Removo-me pelo implodir

de um ciclo,

máximo de atrito, digno de estudo.

 

Que a tudo soterra

com mãos finais, 

fazedouras de idas...

nascidas de uns seres

irretornáveis

do que é humano.

 

Removo-me à ilha,

nessa instância necessária e prometida

da vida,

 

vou pela saída

da frente,

 

rente ao fechamento

das feridas.

 

Porque era assim.

 

 

 

 

 

 

Nave Migratória

 

 

Que uma delicadeza inédita

renovasse a nave migratória

das contendas...

era a encomenda de Deus,

 

nas incertezas áridas,

pálidas de chuva,

quando as flores aprendem a chorar

sem que ninguém as veja,

 

até que o vento as veleje

e nas vértebras das voltas,

as defenda.

 

Que o sol desobedecesse a chuva,

num lastro de perdão,

em arco e em íris,

para os abrires multicores

das promessas,

era o querer dos corações

nas preces.

 

Que ajuntassem as folhas

no quintal das falhas dessa espécie,

era a oração antecipada

da estação que não tivemos,

por falta de esplendor.

 

Mas finca o exemplo do que termina

até onde for.

Que se não ensina nem socorre,

dolore o solo das retinas

o quanto pode.
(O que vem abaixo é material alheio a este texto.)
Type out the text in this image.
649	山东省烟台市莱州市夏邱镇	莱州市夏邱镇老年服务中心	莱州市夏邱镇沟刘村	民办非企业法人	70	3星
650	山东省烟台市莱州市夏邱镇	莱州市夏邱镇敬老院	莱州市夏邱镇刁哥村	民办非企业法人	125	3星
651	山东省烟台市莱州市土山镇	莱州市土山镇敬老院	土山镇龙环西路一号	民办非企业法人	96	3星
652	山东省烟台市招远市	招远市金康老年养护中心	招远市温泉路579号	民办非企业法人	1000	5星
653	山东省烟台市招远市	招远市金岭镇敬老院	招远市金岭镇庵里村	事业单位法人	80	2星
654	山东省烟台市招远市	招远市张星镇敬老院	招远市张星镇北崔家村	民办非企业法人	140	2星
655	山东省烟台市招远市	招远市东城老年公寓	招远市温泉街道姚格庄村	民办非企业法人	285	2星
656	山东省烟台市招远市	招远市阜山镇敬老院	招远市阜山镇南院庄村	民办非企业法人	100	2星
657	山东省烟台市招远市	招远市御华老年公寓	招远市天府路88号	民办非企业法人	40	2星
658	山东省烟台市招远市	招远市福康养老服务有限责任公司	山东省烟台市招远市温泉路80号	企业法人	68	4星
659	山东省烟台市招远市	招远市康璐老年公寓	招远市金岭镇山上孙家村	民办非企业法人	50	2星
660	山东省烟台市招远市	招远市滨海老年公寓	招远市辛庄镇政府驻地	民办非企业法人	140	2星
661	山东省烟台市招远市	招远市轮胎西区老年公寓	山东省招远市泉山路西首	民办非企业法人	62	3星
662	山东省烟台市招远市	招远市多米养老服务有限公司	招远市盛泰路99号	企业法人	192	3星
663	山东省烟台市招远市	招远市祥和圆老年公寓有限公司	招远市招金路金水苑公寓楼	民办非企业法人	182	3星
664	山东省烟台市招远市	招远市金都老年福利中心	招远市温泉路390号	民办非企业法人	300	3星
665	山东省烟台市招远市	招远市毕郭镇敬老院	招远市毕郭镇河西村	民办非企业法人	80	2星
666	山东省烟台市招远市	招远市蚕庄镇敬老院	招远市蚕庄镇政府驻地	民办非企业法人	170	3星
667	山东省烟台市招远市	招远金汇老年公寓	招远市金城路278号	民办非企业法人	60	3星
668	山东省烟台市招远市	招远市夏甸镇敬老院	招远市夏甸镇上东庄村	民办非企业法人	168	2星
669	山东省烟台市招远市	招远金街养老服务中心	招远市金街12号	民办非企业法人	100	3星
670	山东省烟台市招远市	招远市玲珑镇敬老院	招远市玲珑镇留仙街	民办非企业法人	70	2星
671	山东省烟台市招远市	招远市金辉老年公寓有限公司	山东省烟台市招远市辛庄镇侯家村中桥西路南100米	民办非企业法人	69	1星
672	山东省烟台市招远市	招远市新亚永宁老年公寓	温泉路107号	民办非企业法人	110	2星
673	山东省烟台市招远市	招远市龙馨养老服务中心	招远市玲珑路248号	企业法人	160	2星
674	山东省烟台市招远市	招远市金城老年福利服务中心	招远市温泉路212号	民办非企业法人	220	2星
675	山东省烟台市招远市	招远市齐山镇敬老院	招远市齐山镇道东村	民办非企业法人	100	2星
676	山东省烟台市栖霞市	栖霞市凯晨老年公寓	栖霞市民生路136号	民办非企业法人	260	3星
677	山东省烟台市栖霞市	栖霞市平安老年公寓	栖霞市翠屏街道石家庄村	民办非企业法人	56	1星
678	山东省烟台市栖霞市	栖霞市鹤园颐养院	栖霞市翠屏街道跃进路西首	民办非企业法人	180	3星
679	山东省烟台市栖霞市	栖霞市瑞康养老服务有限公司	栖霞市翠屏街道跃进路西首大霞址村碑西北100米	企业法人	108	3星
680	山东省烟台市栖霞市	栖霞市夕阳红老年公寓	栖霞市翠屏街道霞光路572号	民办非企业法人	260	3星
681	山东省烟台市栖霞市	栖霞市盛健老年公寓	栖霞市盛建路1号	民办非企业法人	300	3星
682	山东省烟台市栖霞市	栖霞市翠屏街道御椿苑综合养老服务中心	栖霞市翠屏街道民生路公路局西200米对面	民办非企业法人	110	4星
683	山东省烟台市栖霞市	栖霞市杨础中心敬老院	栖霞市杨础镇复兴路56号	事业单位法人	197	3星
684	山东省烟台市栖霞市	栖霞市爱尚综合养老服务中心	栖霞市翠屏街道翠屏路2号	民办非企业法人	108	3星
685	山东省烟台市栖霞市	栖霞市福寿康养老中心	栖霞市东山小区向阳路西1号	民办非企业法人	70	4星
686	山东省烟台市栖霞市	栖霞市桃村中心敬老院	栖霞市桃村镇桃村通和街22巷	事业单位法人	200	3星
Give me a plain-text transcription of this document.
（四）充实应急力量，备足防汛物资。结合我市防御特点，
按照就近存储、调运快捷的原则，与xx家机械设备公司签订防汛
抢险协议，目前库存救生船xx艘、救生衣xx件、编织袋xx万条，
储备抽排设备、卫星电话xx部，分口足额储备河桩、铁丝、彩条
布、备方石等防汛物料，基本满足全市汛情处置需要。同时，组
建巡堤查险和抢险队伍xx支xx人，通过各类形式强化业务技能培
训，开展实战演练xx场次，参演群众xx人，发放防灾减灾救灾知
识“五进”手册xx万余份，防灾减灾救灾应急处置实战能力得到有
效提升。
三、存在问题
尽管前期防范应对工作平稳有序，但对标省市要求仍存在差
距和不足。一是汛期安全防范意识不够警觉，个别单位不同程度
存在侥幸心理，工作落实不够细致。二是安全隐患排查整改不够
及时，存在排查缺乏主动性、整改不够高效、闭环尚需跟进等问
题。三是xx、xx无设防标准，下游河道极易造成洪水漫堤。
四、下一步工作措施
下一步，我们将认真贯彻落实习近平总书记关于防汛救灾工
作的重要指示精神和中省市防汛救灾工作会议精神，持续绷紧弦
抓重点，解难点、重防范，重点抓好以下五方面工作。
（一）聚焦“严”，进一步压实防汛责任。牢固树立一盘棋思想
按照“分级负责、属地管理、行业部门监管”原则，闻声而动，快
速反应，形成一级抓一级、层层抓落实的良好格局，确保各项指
Até que.

 

 

 

 

 

 

Do que Liquida

 

 

A luta garante que foi grande

e o dia à noite se expande.

 

Resiste com o que restou.

 

Não haverá cavernas mais...

Os carnavais governam

a proteção de todas as ruínas.

 

A luta foi grande...

e a lua alta

arrebata com precisão

as não marés dos refúgios.

 

Há sermões de cansaço

nas águas estendidas sobre as pedras,

em crucifixo. 

 

No plexo solar dos avisos

reviso as estrelas

em pigmentos de cruz.

 

Estou à beira

do que desdobra as veias,

do vermelho-cinza das febres,

que de tão antigas

as abrevio de interstícios

crepusculares.

 

Sonares de sonhos

que a vida já não valida.

 

E uma entrega soluça. Aqui.

Liquida.

 

 

 

 

Patrícia Claudine Hoffmann nasceu em São Paulo/SP, 1975 e mora em Joinville/SC, desde 1981. Graduou-se em Letras pela Universidade da Região de Joinville – UNIVILLE, em 2004. É professora efetiva da Rede Estadual de Ensino de Santa Catarina, onde leciona Língua Portuguesa e Literatura. Autora dos livros de poesia: Água Confessa (Letradágua, 2001), Sete Silêncios (Fundação Cultural de Itajaí, 2004), Matadouro Imperfeito (Letradágua, 2016), Feito Vértebras de Colibris (Marianas Edições/Bolsa Nacional do Livro, 2017) e O Livro de Isólithus (E-book. E-galáxia, 2018). Mantém as páginas Espólio do Sol e Matadouro Imperfeito. Integra antologias e tem poemas publicados em revistas digitais.